Revision aufgehoben: Freispruch wegen gewerbsmäßiger Hehlerei aufgehoben und zurückverwiesen
- Gericht
- BGH
- Spruchkörper
- 1. Strafsenat
- Aktenzeichen
- 1 StR 671/52
- Datum
- 10.02.1953
- Rechtsgebiet
- Strafrecht
Abstrakte Rechtssätze
Zur Verurteilung wegen Hehlerei ist zu prüfen, ob der Täter Wissen oder zumindest bedingten Vorsatz hinsichtlich der strafbaren Herkunft der Sache hatte; dies ist auch unter Zugrundelegung der Beweisregel zu beurteilen.
Bei Anwendung der Beweisregel dürfen nur von außen kommende und vor der Tat liegende Umstände zu Lasten des Angeklagten verwertet werden.
Zur Feststellung des Hehlereivorsatzes sind erforderliche Feststellungen darüber zu treffen, welche Angaben die Veräußerer über die Herkunft der Sachen gemacht haben und wie sich die Preisverhandlungen gestalteten.

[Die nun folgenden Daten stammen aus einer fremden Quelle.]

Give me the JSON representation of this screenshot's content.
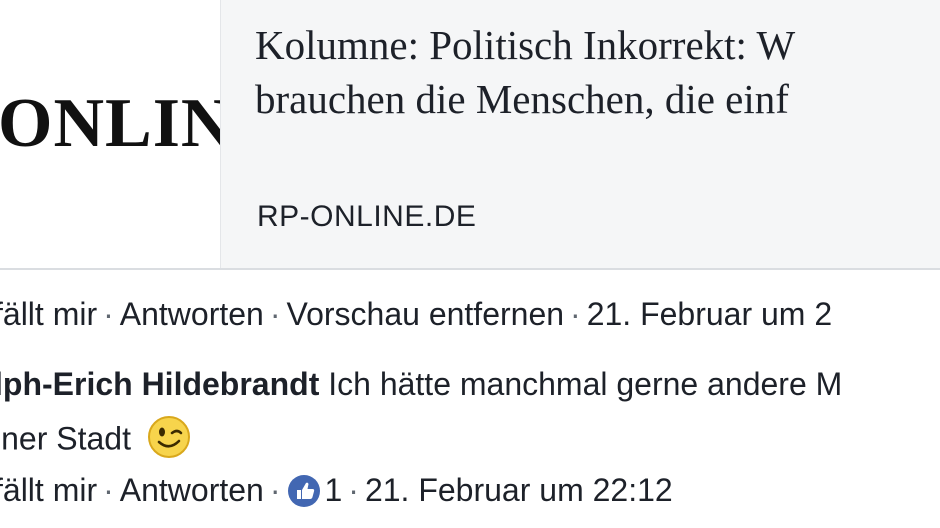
{
  "link_card": {
    "thumb_logo": "ONLIN",
    "title_line1": "Kolumne: Politisch Inkorrekt: W",
    "title_line2": "brauchen die Menschen, die einf",
    "domain": "RP-ONLINE.DE"
  },
  "post_actions": {
    "like": "fällt mir",
    "reply": "Antworten",
    "remove_preview": "Vorschau entfernen",
    "timestamp": "21. Februar um 2",
    "separator": "·"
  },
  "comment": {
    "author": "lph-Erich Hildebrandt",
    "text_line1": "Ich hätte manchmal gerne andere M",
    "text_line2": "iner Stadt",
    "emoji": "wink-emoji-icon",
    "actions": {
      "like": "fällt mir",
      "reply": "Antworten",
      "like_count": "1",
      "timestamp": "21. Februar um 22:12"
    }
  },
  "colors": {
    "text": "#1d2129",
    "card_background": "#f5f6f7",
    "divider": "#dadde1",
    "like_blue": "#4267b2",
    "emoji_yellow": "#f7d44c"
  }
}
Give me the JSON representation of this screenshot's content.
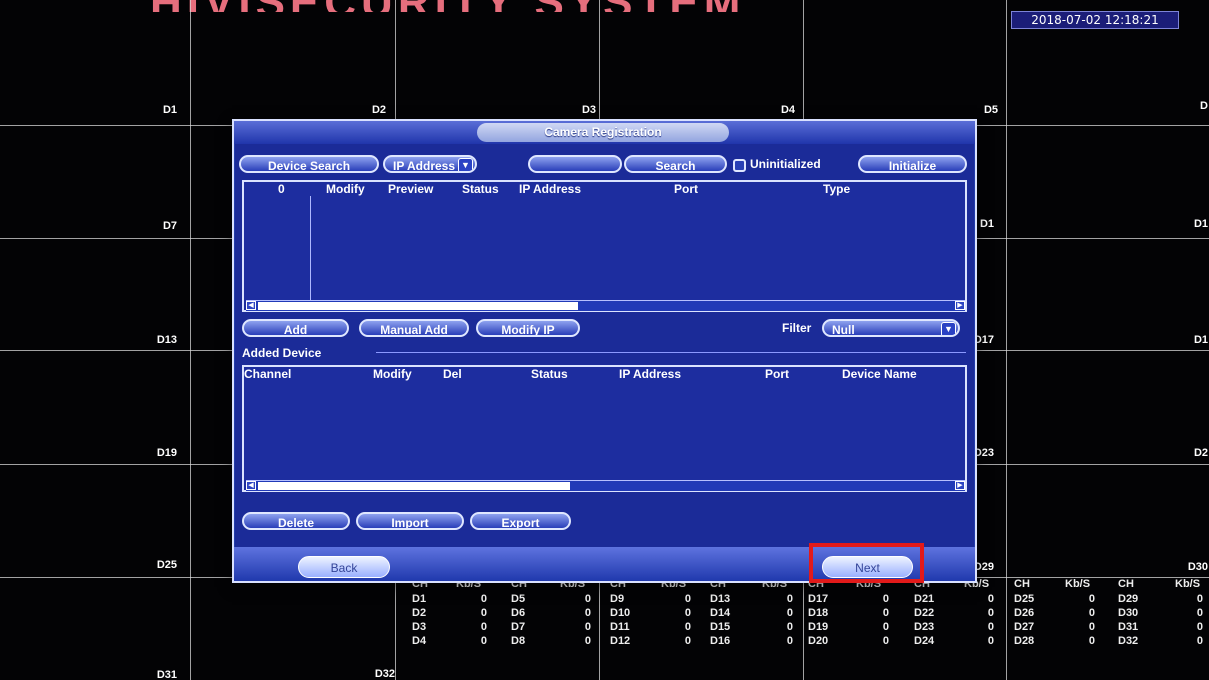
{
  "watermark": "HIVISECURITY SYSTEM",
  "timestamp": "2018-07-02 12:18:21",
  "grid_labels": [
    "D1",
    "D2",
    "D3",
    "D4",
    "D5",
    "D",
    "D7",
    "D1",
    "D13",
    "D1",
    "D17",
    "D1",
    "D19",
    "D2",
    "D23",
    "D25",
    "D29",
    "D30",
    "D31",
    "D32"
  ],
  "dialog": {
    "title": "Camera Registration",
    "top_buttons": {
      "device_search": "Device Search",
      "ip_address_select": "IP Address",
      "search": "Search",
      "uninitialized_label": "Uninitialized",
      "initialize": "Initialize"
    },
    "search_results": {
      "headers": [
        "0",
        "Modify",
        "Preview",
        "Status",
        "IP Address",
        "Port",
        "Type"
      ]
    },
    "actions": {
      "add": "Add",
      "manual_add": "Manual Add",
      "modify_ip": "Modify IP",
      "filter_label": "Filter",
      "filter_value": "Null"
    },
    "added_device": {
      "label": "Added Device",
      "headers": [
        "Channel",
        "Modify",
        "Del",
        "Status",
        "IP Address",
        "Port",
        "Device Name"
      ]
    },
    "bottom_actions": {
      "delete": "Delete",
      "import": "Import",
      "export": "Export"
    },
    "footer": {
      "back": "Back",
      "next": "Next"
    }
  },
  "bitrate": {
    "headers": [
      "CH",
      "Kb/S",
      "CH",
      "Kb/S",
      "CH",
      "Kb/S",
      "CH",
      "Kb/S",
      "CH",
      "Kb/S",
      "CH",
      "Kb/S",
      "CH",
      "Kb/S",
      "CH",
      "Kb/S"
    ],
    "rows": [
      [
        "D1",
        "0",
        "D5",
        "0",
        "D9",
        "0",
        "D13",
        "0",
        "D17",
        "0",
        "D21",
        "0",
        "D25",
        "0",
        "D29",
        "0"
      ],
      [
        "D2",
        "0",
        "D6",
        "0",
        "D10",
        "0",
        "D14",
        "0",
        "D18",
        "0",
        "D22",
        "0",
        "D26",
        "0",
        "D30",
        "0"
      ],
      [
        "D3",
        "0",
        "D7",
        "0",
        "D11",
        "0",
        "D15",
        "0",
        "D19",
        "0",
        "D23",
        "0",
        "D27",
        "0",
        "D31",
        "0"
      ],
      [
        "D4",
        "0",
        "D8",
        "0",
        "D12",
        "0",
        "D16",
        "0",
        "D20",
        "0",
        "D24",
        "0",
        "D28",
        "0",
        "D32",
        "0"
      ]
    ]
  },
  "colors": {
    "dialog_blue": "#1b2b98",
    "highlight_red": "#e21a1a"
  }
}
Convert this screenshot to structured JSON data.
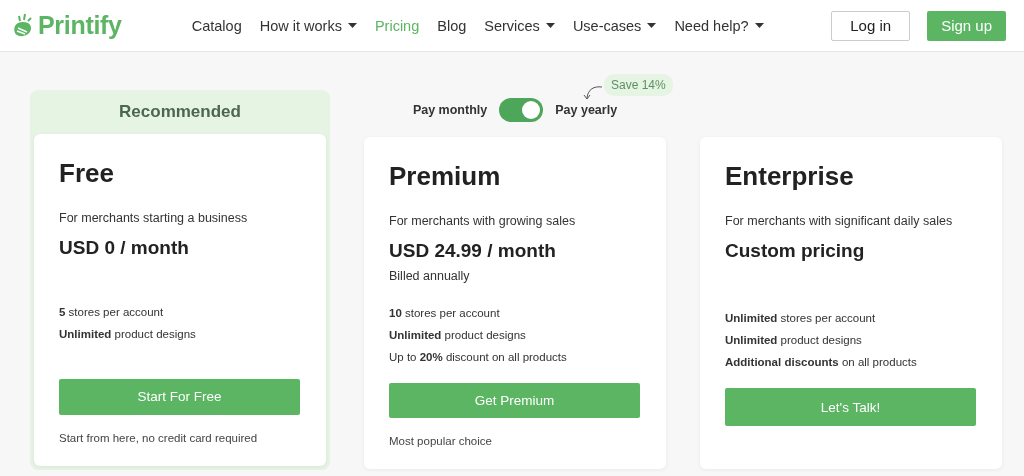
{
  "header": {
    "logo": "Printify",
    "nav": [
      {
        "label": "Catalog",
        "dropdown": false,
        "selected": false
      },
      {
        "label": "How it works",
        "dropdown": true,
        "selected": false
      },
      {
        "label": "Pricing",
        "dropdown": false,
        "selected": true
      },
      {
        "label": "Blog",
        "dropdown": false,
        "selected": false
      },
      {
        "label": "Services",
        "dropdown": true,
        "selected": false
      },
      {
        "label": "Use-cases",
        "dropdown": true,
        "selected": false
      },
      {
        "label": "Need help?",
        "dropdown": true,
        "selected": false
      }
    ],
    "login": "Log in",
    "signup": "Sign up"
  },
  "billing": {
    "left_label": "Pay monthly",
    "right_label": "Pay yearly",
    "on": true,
    "badge": "Save 14%"
  },
  "plans": [
    {
      "recommended": "Recommended",
      "name": "Free",
      "description": "For merchants starting a business",
      "price": "USD 0 / month",
      "features": [
        "**5** stores per account",
        "**Unlimited** product designs"
      ],
      "button": "Start For Free",
      "note": "Start from here, no credit card required"
    },
    {
      "name": "Premium",
      "description": "For merchants with growing sales",
      "price": "USD 24.99 / month",
      "billing_note": "Billed annually",
      "features": [
        "**10** stores per account",
        "**Unlimited** product designs",
        "Up to **20%** discount on all products"
      ],
      "button": "Get Premium",
      "note": "Most popular choice"
    },
    {
      "name": "Enterprise",
      "description": "For merchants with significant daily sales",
      "price": "Custom pricing",
      "features": [
        "**Unlimited** stores per account",
        "**Unlimited** product designs",
        "**Additional discounts** on all products"
      ],
      "button": "Let's Talk!"
    }
  ]
}
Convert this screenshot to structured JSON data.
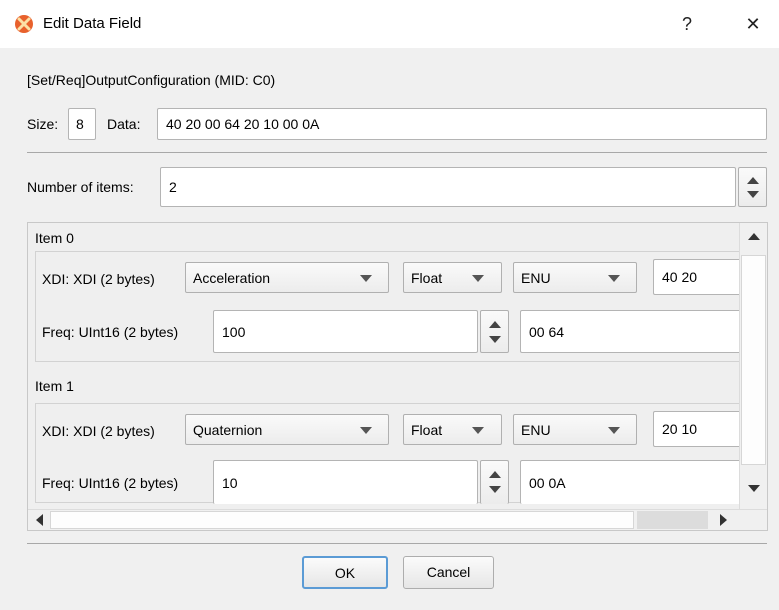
{
  "window": {
    "title": "Edit Data Field",
    "help_glyph": "?",
    "close_glyph": "✕"
  },
  "header": {
    "text": "[Set/Req]OutputConfiguration (MID: C0)"
  },
  "size": {
    "label": "Size:",
    "value": "8"
  },
  "data": {
    "label": "Data:",
    "value": "40 20 00 64 20 10 00 0A"
  },
  "number_of_items": {
    "label": "Number of items:",
    "value": "2"
  },
  "items": [
    {
      "title": "Item 0",
      "xdi_label": "XDI: XDI (2 bytes)",
      "xdi_type": "Acceleration",
      "format": "Float",
      "frame": "ENU",
      "xdi_hex": "40 20",
      "freq_label": "Freq: UInt16 (2 bytes)",
      "freq_value": "100",
      "freq_hex": "00 64"
    },
    {
      "title": "Item 1",
      "xdi_label": "XDI: XDI (2 bytes)",
      "xdi_type": "Quaternion",
      "format": "Float",
      "frame": "ENU",
      "xdi_hex": "20 10",
      "freq_label": "Freq: UInt16 (2 bytes)",
      "freq_value": "10",
      "freq_hex": "00 0A"
    }
  ],
  "buttons": {
    "ok": "OK",
    "cancel": "Cancel"
  },
  "colors": {
    "title_bg": "#ffffff",
    "dialog_bg": "#f0f0f0",
    "accent_border": "#5b9bd5",
    "app_icon": "#e8612c"
  },
  "icons": {
    "app": "app-icon",
    "help": "help-icon",
    "close": "close-icon"
  }
}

Bei Handel mit Altmetall sind Erlaubnis- und Buchführungspflichten sowie mögliche Verstöße gegen einschlägige Spezialvorschriften (UnedMetG) zu prüfen; Unterlassungen können zumindest fahrlässige Hehlerei begründen.
Vorinstanzen
Landgericht Stuttgart, 16. September 1952
Rubrum
Im Namen des Volkes
In der Strafsache gegen den Eisenhändler Wilhelm H. ██ ██ aus ███████, geboren am ███ █████ ██ ███ in ████, wegen gewerbsmäßiger Hehlerei (Sachbezeichnung: Walter ███ u. a.) hat der 1. Strafsenat des Bundesgerichtshofs in der Sitzung vom 10. Februar 1953, an der teilgenommen haben:
Senatspräsident Dr. Weechner als Vorsitzender, Bundesrichter Dr. Peetz Bundesrichter Glanzmann Bundesrichter Dr. Jagusch Bundesrichter Dr. Heimann-Trosien als beisitzende Richter, Oberstaatsanwalt Dr. █ in der Verhandlung, bei der Verkündung Amtsgerichtsrat █ als Vertreter der Bundesanwaltschaft, ██████████████████ ████ als ██████████████ ███ Geschäftsstelle,
Tenor
Auf die Revision der Staatsanwaltschaft wird das Urteil des Landgerichts in Stuttgart vom 16. September 1952, soweit es den Angeklagten ██████ betrifft, samt den Feststellungen aufgehoben und die Sache zu neuer Verhandlung und Entscheidung, auch über die Kosten des Rechtsmittels, an das Landgericht zurückverwiesen.
Von Rechts wegen
Gründe
Nach den Urteilsfeststellungen hat der Angeklagte, der neben einem Eisenwarengeschäft den Handel mit gebrauchten Maschinen, besonders Motoren, und mit Schrott betreibt, in der Zeit von 1950 bis April 1952 in ██████ von den früheren Mitangeklagten ██ und ███ eine Anzahl Elektromotoren, ██████████████ und dergleichen angekauft. ██ und ███ hatten die Gegenstände gestohlen, und zwar die teilweise noch neuwertigen Motoren und Bohrmaschinen sowie einen Teil der übrigen Gegenstände aus verschiedenen Industriebetrieben.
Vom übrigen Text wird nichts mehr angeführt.